The Stalinist dictum that one death is a tragedy while a million deaths are a statistic is apt. When terror outrages or other forms of violence become so normative that they become statistically banal, we become desensitized to body counts and body bags. As Dele Giwa once wrote, “One life taken in cold blood is as gruesome as millions lost in a pogrom.” He wrote this after an armed police invasion of the Ahmadu Bello University in June 1986 had left several student protesters dead and injured, and, the university authorities bizarrely claimed that “only four” students had been killed. Such inanities still colour official reports of incidents which often strive to downplay casualty figures.

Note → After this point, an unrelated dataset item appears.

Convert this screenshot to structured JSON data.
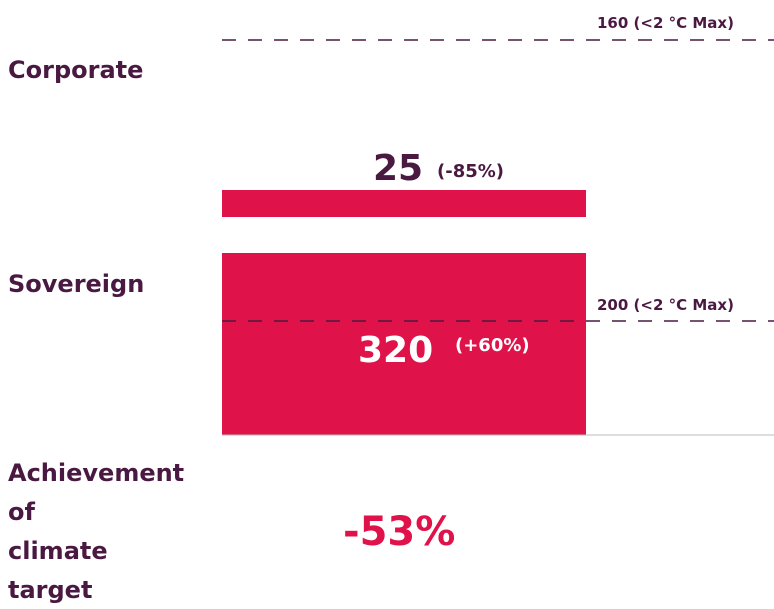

The challenge before us is to promote a life-affirming public culture that dignifies, sanctifies, and protects our existence as Nigerian citizens; a disposition that prevents the casualties of warlords from becoming statistical banalities.
The great powers not only write history; they also script the headlines. The ultimate power is, after all, the ability to shape how reality is perceived.
The hegemony of the Western media means that Western perspectives and narratives understandably dominate the global consciousness. It took al
Jazeera’s emergence during the Second Gulf War to supply an alternative to the American narrative of liberating Iraq and its reportage was so vexatious that it was specifically targeted by US forces seeking to silence an alternate voice. Call it media imperialism or jingoism as journalism.
People tend to tell their own stories. BBC, CNN and Sky News are not going to tell our stories for us or unduly humanize us for the rest of the world. Until we have competent governments for which securing Nigerian lives is a core value; and media machines that can project our stories, narrate our tragedies and triumphs, and humanize us, this pattern of reportage that sees terrorism in Paris as shocking and terrorism in Kano as normal, will continue. This is just the way the world works.